Closed yangfangyuan0102 closed 6 months ago

yangfangyuan0102 commented 6 months ago

Hi, Dear author The run failed on my machine with 128Gb RAM. My genome is 350 Mb; Pacbio CLR long-read bam is 21 Gb and short-read bam is 11Gb. The memory usage slowly and continuously increased, and finally be killed. Is this normal?

Best wishes

craq -g genome.fa -sms lgs.sort.bam -ngs sgs.sort.bam --sms_coverage 150 --ngs_coverage 65 -t 32 Running CRAQ analysis ......... PARAMETERS: Genome sequence(-g): genome.nextpolish.fa SMS input(-sms): lgs.sort.bam NGS input(-ngs): sgs.sort.bam
Minimum NGS clipped-reads (-sn): 2 Minimum SMS clipped-reads (-ln): 2 Clipping coverRate(-sf): 0.75 Lower clipping rate for heterozygous allele(-hmin): 0.4 Upper clipping rate for heterozygous allele(-hmax): 0.6 Block score benchmarking (-rw): 1000000 Gap[N] is treated with (-gm): 1:CRE Minimum gapsize(-mgs): 10 Break chimera fragments (-b): F Search error region (-ser): T Mapping SMS reads use (-x): map-hifi Mapping quality (-q): 20 Window size for error normalizing (-nw): 35560 Plot CRAQ metrics (-pl): F Alignment thread(-t): 32 Current working at : /mnt/dataset/moth/species/cs/0assembly/9polish/4polish CRAQ output dir(-D): /mnt/dataset/moth/species/cs/0assembly/9polish/4polish/output -------------------------Start Running-------------------------

Running SMS long-reads CRAQ analysis ...... CMD: /mnt/data/miniconda3/envs/craq/bin/../share/CRAQ/src/runLR.sh -g genome.nextpolish.fa -x map-hifi -z seq.size -1 lgs.sort.bam -q 20 -m 2 -f 0.4 -h 0.6 -r 0.75 -a 150 -d 50000 -v F -t 32 worker_pipeline:: Skipping alignment:: [M::worker_pipeline:: Filtering bamfiles] [M::worker_pipeline:: Compute effective SMS coverage] [M::worker_pipeline:: Extract SMS clipping signal] [M::worker_pipeline:: Collect potential CSE|H] [M::worker_pipeline:: Collect potential CRE|H]

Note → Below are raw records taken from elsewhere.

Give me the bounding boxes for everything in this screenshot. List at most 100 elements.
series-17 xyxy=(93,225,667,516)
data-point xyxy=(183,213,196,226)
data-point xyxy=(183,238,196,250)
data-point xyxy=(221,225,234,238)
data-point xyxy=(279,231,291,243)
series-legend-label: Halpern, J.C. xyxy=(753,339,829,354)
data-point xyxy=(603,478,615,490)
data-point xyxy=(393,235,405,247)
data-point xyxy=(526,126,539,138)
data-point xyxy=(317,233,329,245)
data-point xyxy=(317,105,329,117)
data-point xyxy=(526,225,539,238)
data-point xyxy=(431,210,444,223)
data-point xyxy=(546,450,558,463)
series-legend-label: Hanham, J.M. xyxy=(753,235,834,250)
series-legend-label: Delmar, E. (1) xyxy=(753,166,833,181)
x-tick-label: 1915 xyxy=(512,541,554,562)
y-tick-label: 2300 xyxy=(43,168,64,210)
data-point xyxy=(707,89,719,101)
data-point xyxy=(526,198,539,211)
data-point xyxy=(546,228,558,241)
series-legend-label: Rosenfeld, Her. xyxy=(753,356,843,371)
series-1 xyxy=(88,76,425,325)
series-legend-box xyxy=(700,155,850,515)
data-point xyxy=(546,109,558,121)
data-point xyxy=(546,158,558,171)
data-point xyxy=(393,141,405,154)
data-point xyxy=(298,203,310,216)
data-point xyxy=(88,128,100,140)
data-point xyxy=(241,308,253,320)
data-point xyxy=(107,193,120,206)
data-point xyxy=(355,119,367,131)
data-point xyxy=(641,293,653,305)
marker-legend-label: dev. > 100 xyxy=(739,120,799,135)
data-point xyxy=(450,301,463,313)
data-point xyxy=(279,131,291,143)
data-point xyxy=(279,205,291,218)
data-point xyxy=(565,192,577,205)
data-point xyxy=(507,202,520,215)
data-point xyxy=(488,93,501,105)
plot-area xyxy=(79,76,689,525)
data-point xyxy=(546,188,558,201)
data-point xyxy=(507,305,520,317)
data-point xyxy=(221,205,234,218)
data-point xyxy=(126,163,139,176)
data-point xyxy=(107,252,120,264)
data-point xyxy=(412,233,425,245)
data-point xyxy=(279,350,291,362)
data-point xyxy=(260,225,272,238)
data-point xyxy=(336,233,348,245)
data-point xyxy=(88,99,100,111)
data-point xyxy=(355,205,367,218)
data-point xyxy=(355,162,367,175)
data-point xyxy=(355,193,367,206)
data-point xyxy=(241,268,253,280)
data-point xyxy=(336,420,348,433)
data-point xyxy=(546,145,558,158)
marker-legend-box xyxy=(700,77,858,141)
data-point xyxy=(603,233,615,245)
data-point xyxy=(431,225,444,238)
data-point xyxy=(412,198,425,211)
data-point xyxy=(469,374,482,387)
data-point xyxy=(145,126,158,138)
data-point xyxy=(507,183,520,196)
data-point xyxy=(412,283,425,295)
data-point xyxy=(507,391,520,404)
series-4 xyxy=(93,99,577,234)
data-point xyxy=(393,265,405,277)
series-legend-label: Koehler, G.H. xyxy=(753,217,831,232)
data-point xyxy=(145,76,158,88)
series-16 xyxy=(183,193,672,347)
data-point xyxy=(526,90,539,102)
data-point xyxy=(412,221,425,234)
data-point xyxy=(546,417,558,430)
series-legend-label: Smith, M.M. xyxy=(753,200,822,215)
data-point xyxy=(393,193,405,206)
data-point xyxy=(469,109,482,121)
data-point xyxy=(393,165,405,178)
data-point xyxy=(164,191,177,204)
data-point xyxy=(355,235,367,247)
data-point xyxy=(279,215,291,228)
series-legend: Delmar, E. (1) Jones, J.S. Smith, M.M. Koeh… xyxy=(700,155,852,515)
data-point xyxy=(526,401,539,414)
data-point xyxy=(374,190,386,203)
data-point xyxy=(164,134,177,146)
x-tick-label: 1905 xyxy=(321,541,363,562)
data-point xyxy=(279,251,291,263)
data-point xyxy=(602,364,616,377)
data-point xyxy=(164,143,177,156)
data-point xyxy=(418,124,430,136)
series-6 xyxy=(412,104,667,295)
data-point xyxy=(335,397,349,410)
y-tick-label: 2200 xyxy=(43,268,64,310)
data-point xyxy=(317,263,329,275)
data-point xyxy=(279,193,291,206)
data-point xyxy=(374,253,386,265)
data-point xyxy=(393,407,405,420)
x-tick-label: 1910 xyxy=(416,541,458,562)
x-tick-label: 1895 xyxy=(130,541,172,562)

Out of Memory and the running was killed here.

JiaoLaboratory commented 6 months ago

This situation is possible, but based on our tests, it occurs almost exclusively in the case of exceptionally long single chromosomes (e.g., when the length of a single chromosome exceeds 300 Mb). Generally, CRAQ consumes more memory when processing high-noise ONT data compared to HiFi data. Even although the memory usage still remains within manageable limits. By the way, could you please provide information on how your 'lgs.sort.bam' was generated? Additionally, if the memory issue cannot be resolved, based on our experience, reducing the usage of long reads (e.g., using only 50X coverage ) is almost no impact on the final results.

yangfangyuan0102 commented 6 months ago

Hi, @JiaoLaboratory Thank you for your reply. I mapped the long reads using minimap2 with typical options "-ax map-pb | samtools view -F1796 -q 20 | samtools sort ....". I tried to reduce datasize in half, 75X. Memory is still insufficient. One thing I realized was that my genome was polished by long- and short-reads mutiple time, so it could be very different from the raw long reads. Will this cause the raw long reads to be too noisy?

JiaoLaboratory commented 6 months ago

It's highly likely that this is the cause. Currently, CRAQ's handling of high-noise alignments consumes significant resources. Would you mind trying the previous version of CRAQ-v1.0.8 (https://github.com/JiaoLaboratory/CRAQ/releases/download/v1.0.8/CRAQ-v1.0.8.zip)? This version lacks optimizations for high-accuracy data processing (which consumes resources in that step), but there haven't been significant changes in handling high-noise ONT/CRL data with CRAQ-v1.0.9.

yangfangyuan0102 commented 6 months ago

It's highly likely that this is the cause. Currently, CRAQ's handling of high-noise alignments consumes significant resources. Would you mind trying the previous version of CRAQ-v1.0.8 (https://github.com/JiaoLaboratory/CRAQ/releases/download/v1.0.8/CRAQ-v1.0.8.zip)? This version lacks optimizations for high-accuracy data processing (which consumes resources in that step), but there haven't been significant changes in handling high-noise ONT/CRL data with CRAQ-v1.0.9.

Great, The version 1.0.8 works. Thank you!